Plot of time of @criticfemism's tweets.

So even sleep patterns are not a foolproof method of distinguishing human from robot; sometimes the robots seem more human than the actual humans. This is true in other ways as well.

For example, most people don’t spend most of their time sending out a rapid-fire series of tweets, pausing only a second or two between messages. Here’s a graph of the time I tend to pause between tweets; the x-axis represents the time in seconds, while the y-axis represents how often a particular-sized pause happens.

Plot of pauses between Charles Seife's tweets.

Now look at this Twitter user, which I would be very confident calling a bot even if it didn’t say so in its profile:

Plot of pauses between @chug_soylent's tweets.

Notice how common it is for bots to have really short periods between tweets—fewer than eight seconds, four, or even two.

Humans may not be tweeting quite that close together, but some of us are catching up. Cesar Sayoc also did a lot of rapid-fire bursts:

Plot of pauses between Cesar Sayoc's tweets.

He’s far from atypical; indeed, his posting behavior is more human by this measure than many other people out there. In the past few weeks, Sayoc was only posting at a rate of 10 to 15 tweets per day. It’s not uncommon to see real humans tweeting at a blistering pace of 50, 100, or even more tweets per day—something that would be unremarkable in a bot, but seems rather incredible for somebody who has to hold down a job. Anyone who can keep up this kind of pace, day in, day out, is arguably behaving more like a machine than like a flesh-and-blood organism.

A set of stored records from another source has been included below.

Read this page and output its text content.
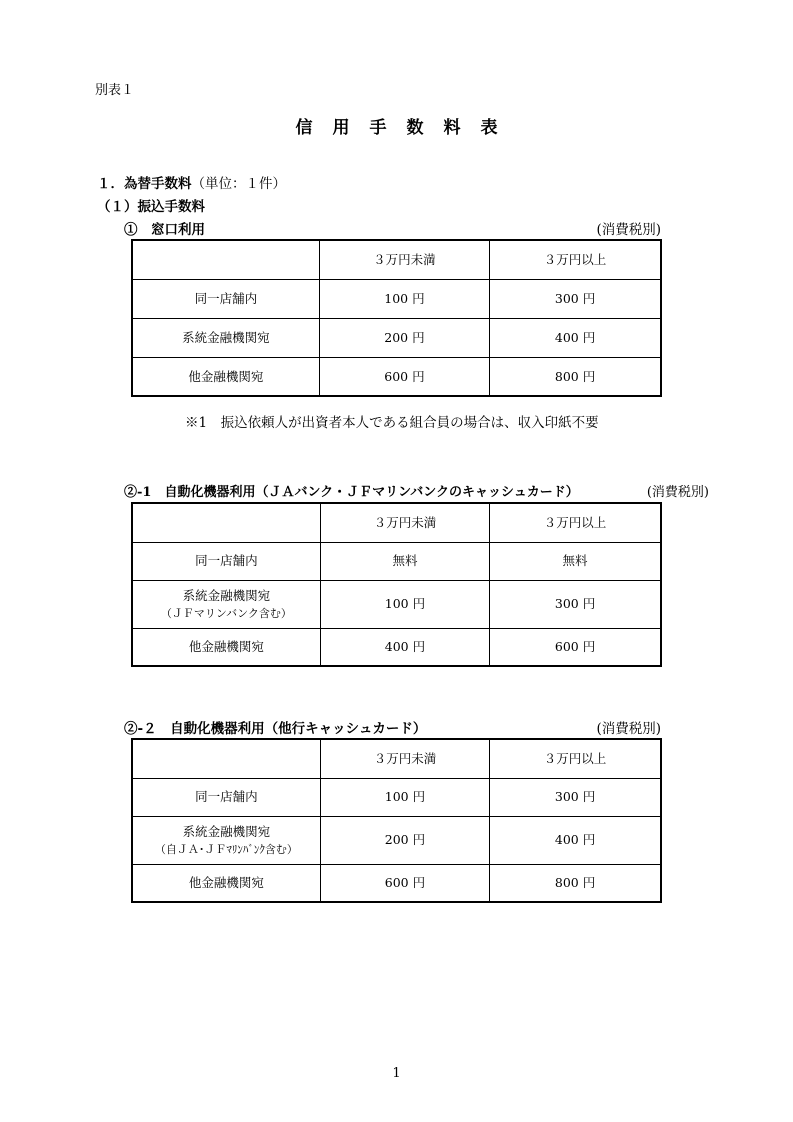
別表１
信用手数料表
１．為替手数料（単位：１件）
（１）振込手数料
①　窓口利用	(消費税別)
	３万円未満	３万円以上
同一店舗内	100 円	300 円
系統金融機関宛	200 円	400 円
他金融機関宛	600 円	800 円
※1　振込依頼人が出資者本人である組合員の場合は、収入印紙不要
②-1　自動化機器利用（ＪＡバンク・ＪＦマリンバンクのキャッシュカード）	(消費税別)
	３万円未満	３万円以上
同一店舗内	無料	無料

系統金融機関宛
（ＪＦマリンバンク含む）	100 円	300 円
他金融機関宛	400 円	600 円
②-２　自動化機器利用（他行キャッシュカード）	(消費税別)
	３万円未満	３万円以上
同一店舗内	100 円	300 円

系統金融機関宛
（自ＪＡ･ＪＦﾏﾘﾝﾊﾞﾝｸ含む）	200 円	400 円
他金融機関宛	600 円	800 円
1
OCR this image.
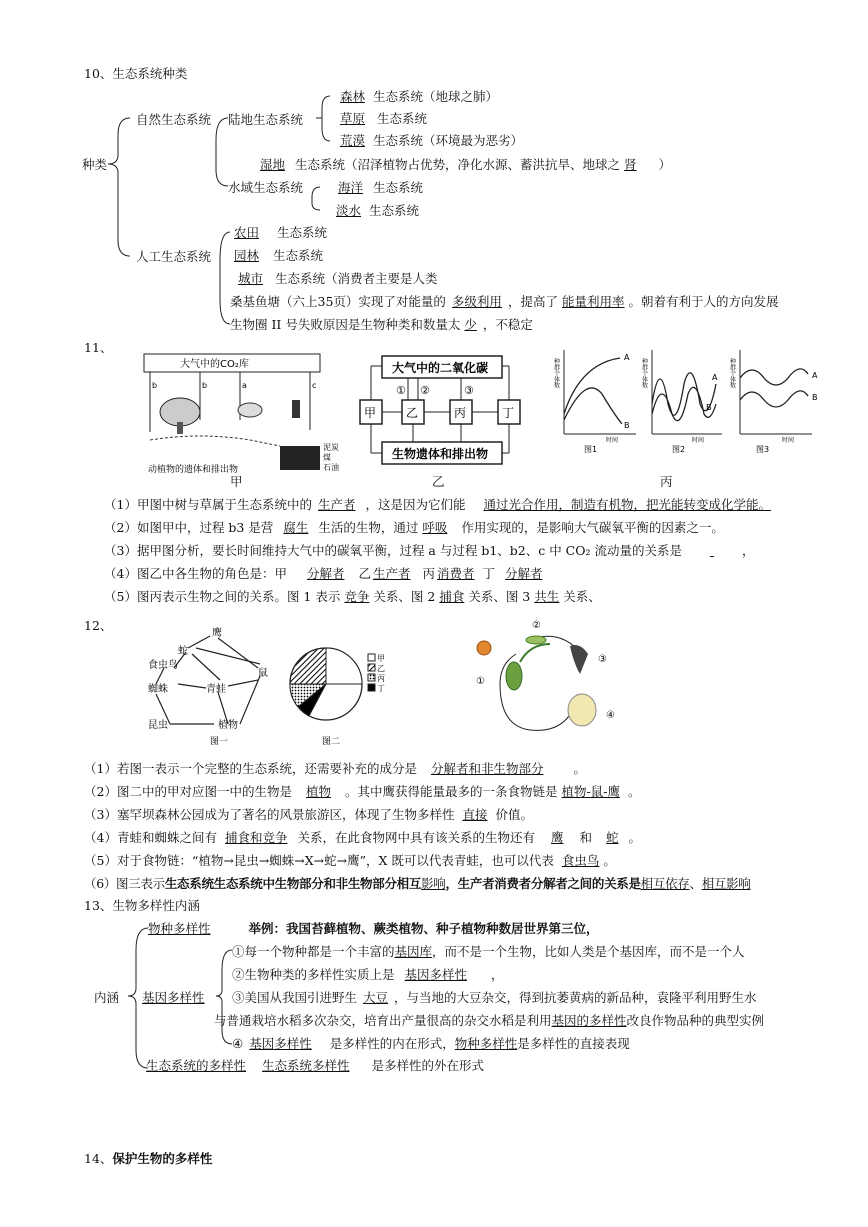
10、生态系统种类
种类
自然生态系统 陆地生态系统
森林 生态系统（地球之肺）
草原 生态系统
荒漠 生态系统（环境最为恶劣）
湿地 生态系统（沼泽植物占优势，净化水源、蓄洪抗旱、地球之 肾 ）
水域生态系统	海洋 生态系统
淡水 生态系统
人工生态系统
农田 生态系统
园林 生态系统
城市 生态系统（消费者主要是人类
桑基鱼塘（六上35页）实现了对能量的 多级利用 ，提高了 能量利用率 。朝着有利于人的方向发展
生物圈 II 号失败原因是生物种类和数量太 少 ，不稳定
11、
大气中的CO₂库
b	b	a	c
动植物的遗体和排出物
泥炭
煤
石油
大气中的二氧化碳
甲 乙	丙	丁
① ②	③
生物遗体和排出物
A
B
时间
种群个体数
图1
A
B
时间
种群个体数
图2
A
B
时间
种群个体数
图3
甲	乙	丙
（1）甲图中树与草属于生态系统中的 生产者 ，这是因为它们能 通过光合作用，制造有机物，把光能转变成化学能。
（2）如图甲中，过程 b3 是营 腐生 生活的生物，通过 呼吸 作用实现的，是影响大气碳氧平衡的因素之一。
（3）据甲图分析，要长时间维持大气中的碳氧平衡，过程 a 与过程 b1、b2、c 中 CO₂ 流动量的关系是	，
（4）图乙中各生物的角色是：甲 分解者 乙 生产者 丙 消费者 丁 分解者
（5）图丙表示生物之间的关系。图 1 表示 竞争 关系、图 2 捕食 关系、图 3 共生 关系、
12、
鹰
蛇
食虫鸟
蜘蛛	青蛙
鼠
昆虫	植物
图一
甲
乙
丙
丁
图二
①
②
③
④
（1）若图一表示一个完整的生态系统，还需要补充的成分是 分解者和非生物部分 。
（2）图二中的甲对应图一中的生物是 植物 。其中鹰获得能量最多的一条食物链是 植物-鼠-鹰 。
（3）塞罕坝森林公园成为了著名的风景旅游区，体现了生物多样性 直接 价值。
（4）青蛙和蜘蛛之间有 捕食和竞争 关系，在此食物网中具有该关系的生物还有 鹰 和 蛇 。
（5）对于食物链：“植物→昆虫→蜘蛛→X→蛇→鹰”，X 既可以代表青蛙，也可以代表 食虫鸟 。
（6）图三表示生态系统生态系统中生物部分和非生物部分相互影响，生产者消费者分解者之间的关系是相互依存、相互影响
13、生物多样性内涵
内涵
物种多样性	举例：我国苔藓植物、蕨类植物、种子植物种数居世界第三位，
基因多样性
①每一个物种都是一个丰富的基因库，而不是一个生物，比如人类是个基因库，而不是一个人
②生物种类的多样性实质上是 基因多样性 ，
③美国从我国引进野生 大豆 ，与当地的大豆杂交，得到抗萎黄病的新品种，袁隆平利用野生水
与普通栽培水稻多次杂交，培育出产量很高的杂交水稻是利用基因的多样性改良作物品种的典型实例
④ 基因多样性 是多样性的内在形式，物种多样性是多样性的直接表现
生态系统的多样性 生态系统多样性 是多样性的外在形式
14、保护生物的多样性
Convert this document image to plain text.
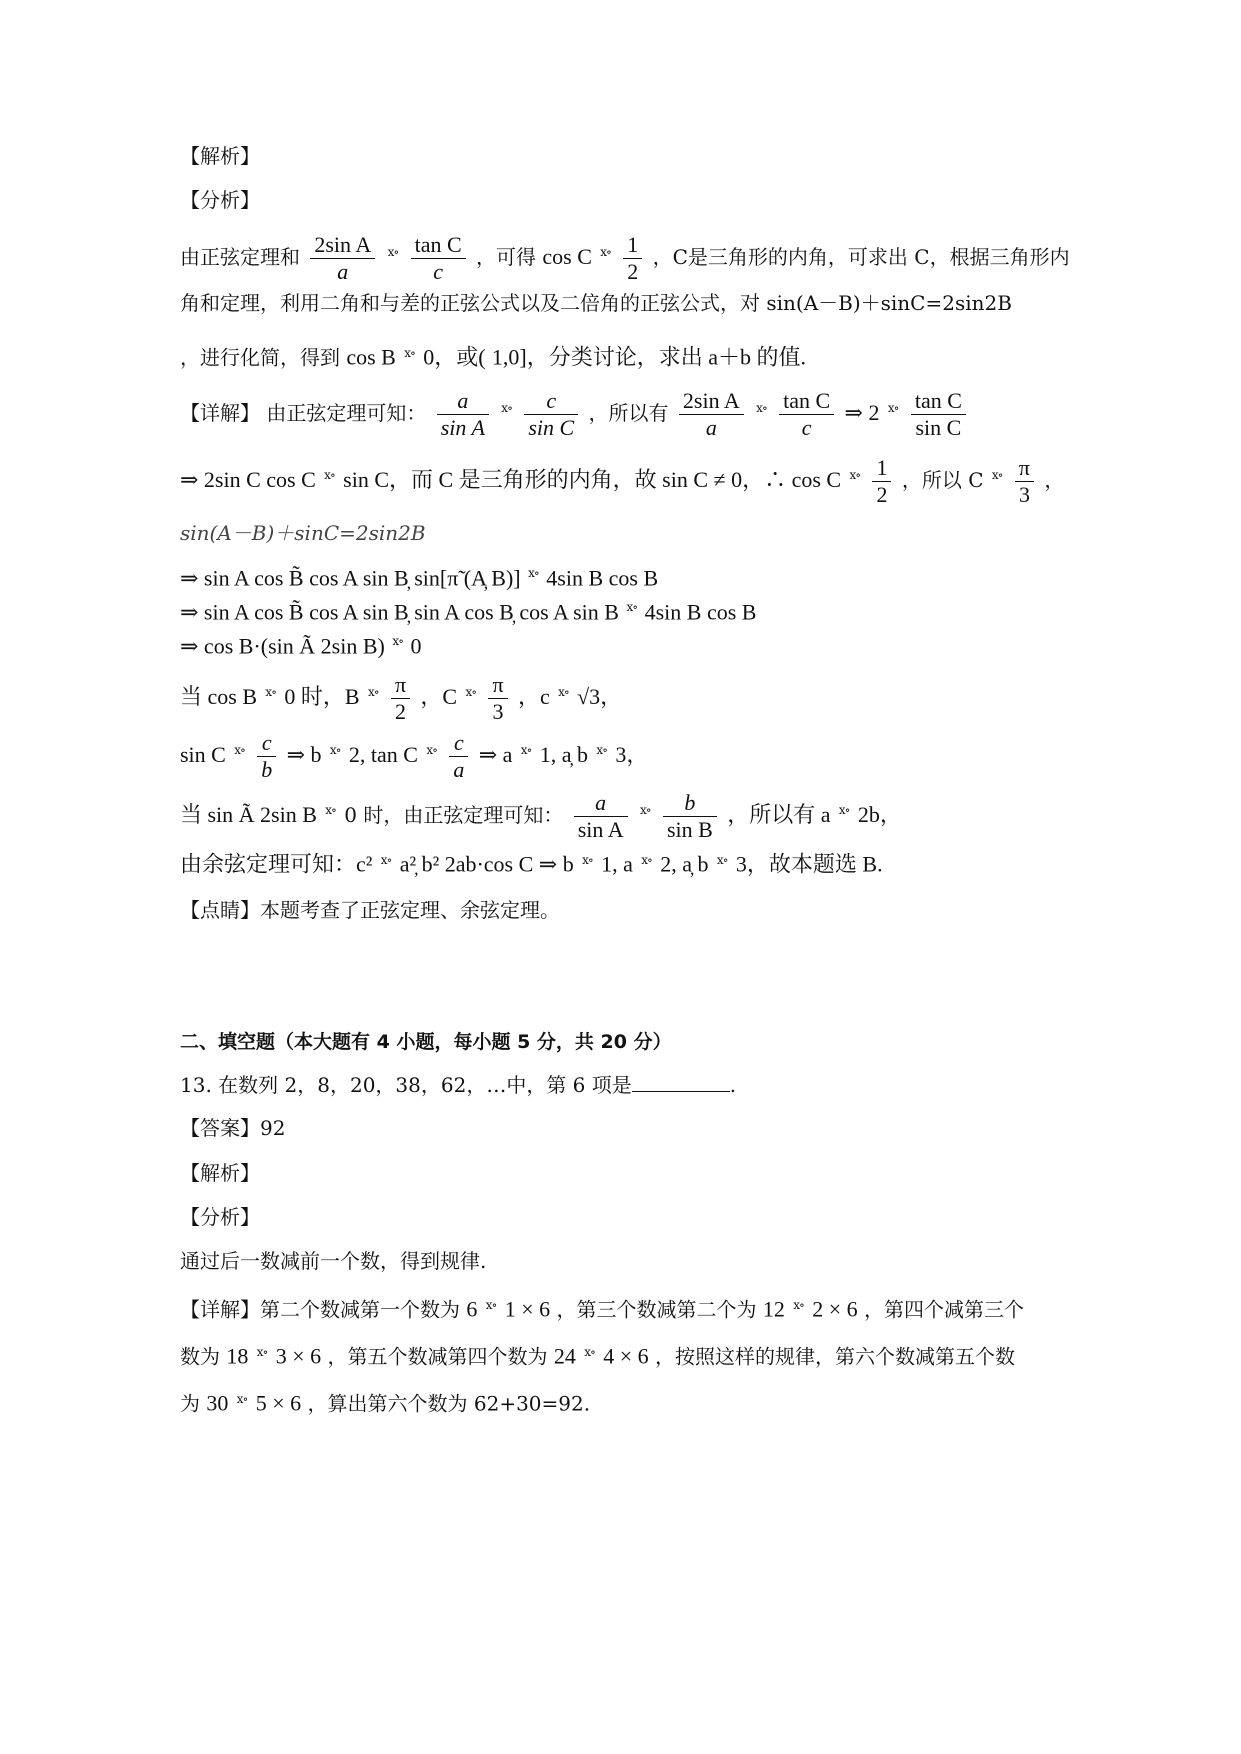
【解析】
【分析】
由正弦定理和 $\frac{\text{2sin A}}{a}$ ⅹ∘ $\frac{\text{tan C}}{c}$ ，可得 cos C ⅹ∘ $\frac{1}{2}$ ，C是三角形的内角，可求出 C，根据三角形内
角和定理，利用二角和与差的正弦公式以及二倍角的正弦公式，对 sin(A－B)＋sinC=2sin2B
，进行化简，得到 cos B ⅹ∘ 0，或( 1,0]，分类讨论，求出 a＋b 的值.
【详解】 由正弦定理可知： $\frac{a}{\text{sin A}}$ ⅹ∘ $\frac{c}{\text{sin C}}$ ，所以有 $\frac{\text{2sin A}}{a}$ ⅹ∘ $\frac{\text{tan C}}{c}$ ⇒ 2 ⅹ∘ $\frac{\text{tan C}}{\text{sin C}}$
⇒ 2sin C cos C ⅹ∘ sin C，而 C 是三角形的内角，故 sin C ≠ 0，∴ cos C ⅹ∘ $\frac{1}{2}$ ，所以 C ⅹ∘ $\frac{\pi}{3}$ ，
sin(A－B)＋sinC=2sin2B
⇒ sin A cos B̃ cos A sin B̦ sin[π̃ (A̦ B)] ⅹ∘ 4sin B cos B
⇒ sin A cos B̃ cos A sin B̦ sin A cos B̦ cos A sin B ⅹ∘ 4sin B cos B
⇒ cos B·(sin Ã 2sin B) ⅹ∘ 0
当 cos B ⅹ∘ 0 时，B ⅹ∘ $\frac{\pi}{2}$ ，C ⅹ∘ $\frac{\pi}{3}$ ，c ⅹ∘ √3，
sin C ⅹ∘ $\frac{c}{b}$ ⇒ b ⅹ∘ 2, tan C ⅹ∘ $\frac{c}{a}$ ⇒ a ⅹ∘ 1, a̦ b ⅹ∘ 3，
当 sin Ã 2sin B ⅹ∘ 0 时，由正弦定理可知： $\frac{a}{\text{sin A}}$ ⅹ∘ $\frac{b}{\text{sin B}}$ ，所以有 a ⅹ∘ 2b，
由余弦定理可知：c² ⅹ∘ a²̦ b² 2ab·cos C ⇒ b ⅹ∘ 1, a ⅹ∘ 2, a̦ b ⅹ∘ 3，故本题选 B.
【点睛】本题考查了正弦定理、余弦定理。
二、填空题（本大题有 4 小题，每小题 5 分，共 20 分）
13. 在数列 2，8，20，38，62，…中，第 6 项是	.
【答案】92
【解析】
【分析】
通过后一数减前一个数，得到规律.
【详解】第二个数减第一个数为 6 ⅹ∘ 1 × 6 ，第三个数减第二个为 12 ⅹ∘ 2 × 6 ，第四个减第三个
数为 18 ⅹ∘ 3 × 6 ，第五个数减第四个数为 24 ⅹ∘ 4 × 6 ，按照这样的规律，第六个数减第五个数
为 30 ⅹ∘ 5 × 6 ，算出第六个数为 62+30=92.
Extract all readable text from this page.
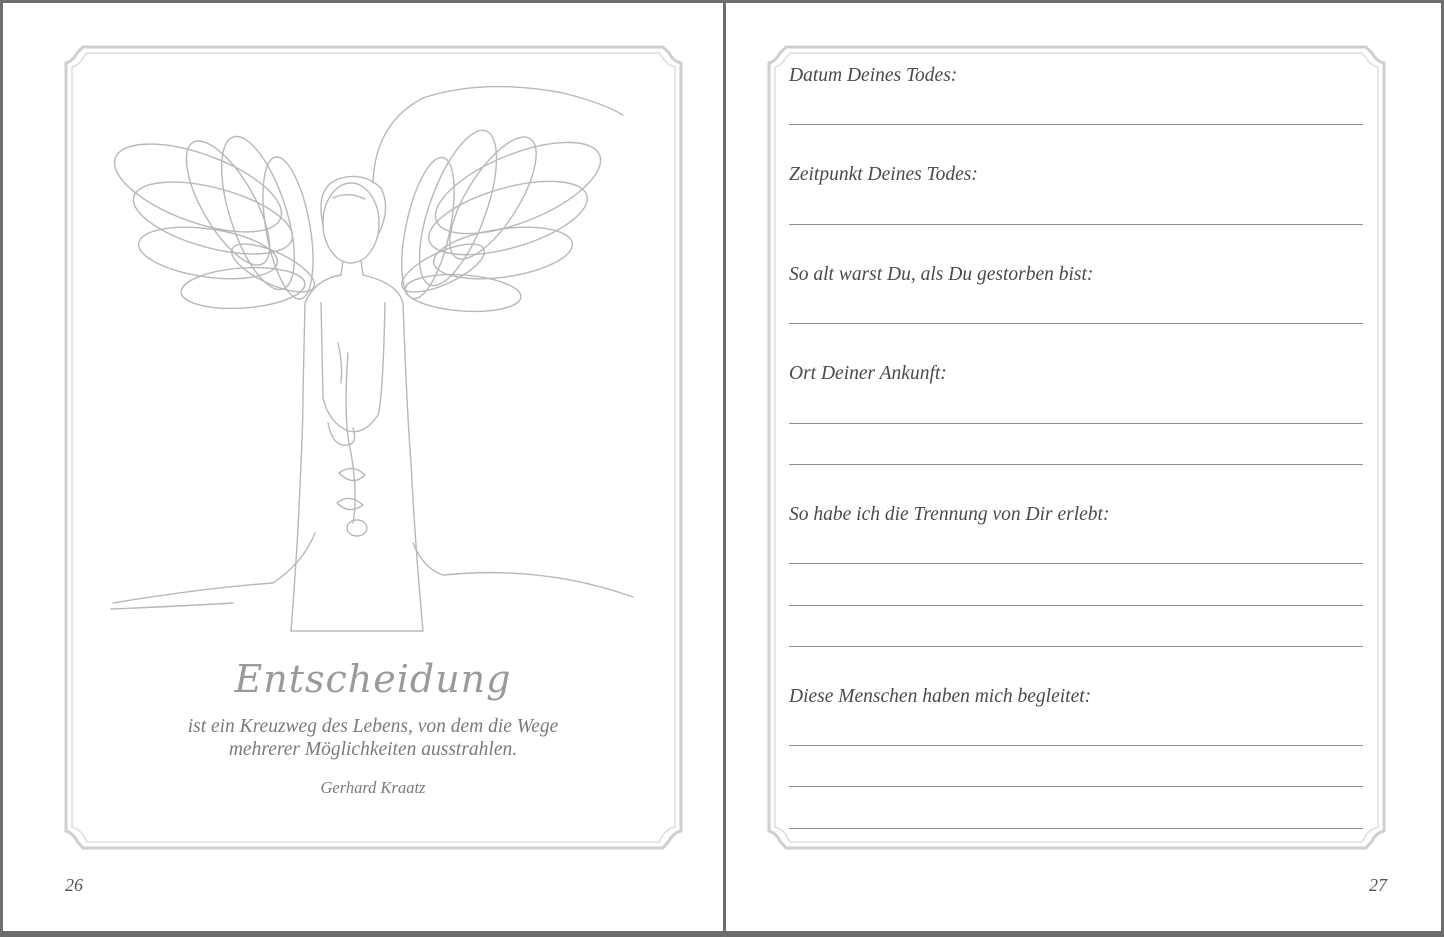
Entscheidung
ist ein Kreuzweg des Lebens, von dem die Wege
mehrerer Möglichkeiten ausstrahlen.
Gerhard Kraatz
26
Datum Deines Todes:
Zeitpunkt Deines Todes:
So alt warst Du, als Du gestorben bist:
Ort Deiner Ankunft:
So habe ich die Trennung von Dir erlebt:
Diese Menschen haben mich begleitet:
27
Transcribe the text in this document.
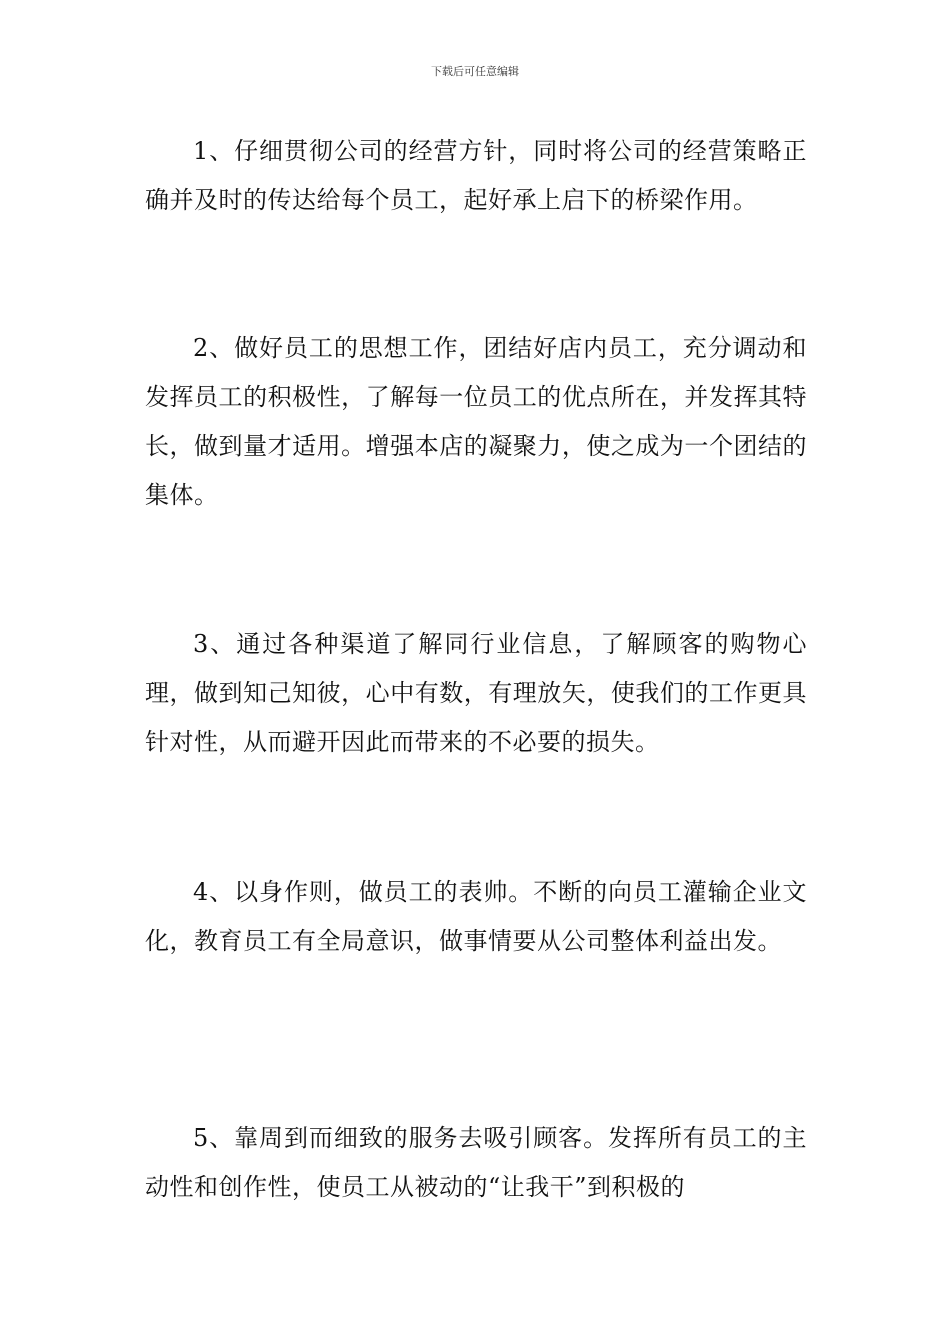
下载后可任意编辑

1、仔细贯彻公司的经营方针，同时将公司的经营策略正确并及时的传达给每个员工，起好承上启下的桥梁作用。

2、做好员工的思想工作，团结好店内员工，充分调动和发挥员工的积极性，了解每一位员工的优点所在，并发挥其特长，做到量才适用。增强本店的凝聚力，使之成为一个团结的集体。

3、通过各种渠道了解同行业信息，了解顾客的购物心理，做到知己知彼，心中有数，有理放矢，使我们的工作更具针对性，从而避开因此而带来的不必要的损失。

4、以身作则，做员工的表帅。不断的向员工灌输企业文化，教育员工有全局意识，做事情要从公司整体利益出发。

5、靠周到而细致的服务去吸引顾客。发挥所有员工的主动性和创作性，使员工从被动的“让我干”到积极的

Humans imitating the behavior of bots is even clearer, and more alarming, when it comes to the content and nature of the communications. Misinformation and propaganda are spread by humans just as they’re spread by robots. There’s evidence that bots have been disproportionately responsible for spreading fake news. But humans are also acting as very efficient misinformation-spreading machines. Over the summer, I monitored a few fake news websites and noticed that the stories that really took off in the Twittersphere typically did so because a real person—often a verified Twitter account—started the game of telephone and did most of the amplification, with bots helping out in the background. For example, one large thread promoting the ludicrous claim that “joining Antifa is now illegal—punishable by up to 15 years in prison” could be traced back to internet personality (and alleged failed Robert Mueller smear plotter) Jacob Wohl, who in turn got it from a well-known fake news site.

And delving deeper into the content of people’s social media postings shows an even more fundamental way in which human behavior and bot behavior are converging. Twitter and Facebook and other social media sites are designed to make it easy to communicate with others with a minimum of effort—press a button to like or retweet, and you’re done. Even when people choose to express themselves online more fully, they often do so with a string of emoticons and hashtags and links and references—a simple string of symbols that doesn’t necessarily require the higher-level grammar and syntax of ordinary human speech and writing. And it is precisely that grammar and syntax that chatbots of old had a hard time with. Dispense with them, and we’re speaking a much more machine-friendly language.

In other words, it’s not that the bots are getting so much more sophisticated at imitating human communications. It’s that, thanks to social media, human communications are changing in a way that makes us easier to mimic. Computers have finally started passing the Turing test for reasons that Alan Turing himself would never have imagined: We’re becoming more botlike ourselves.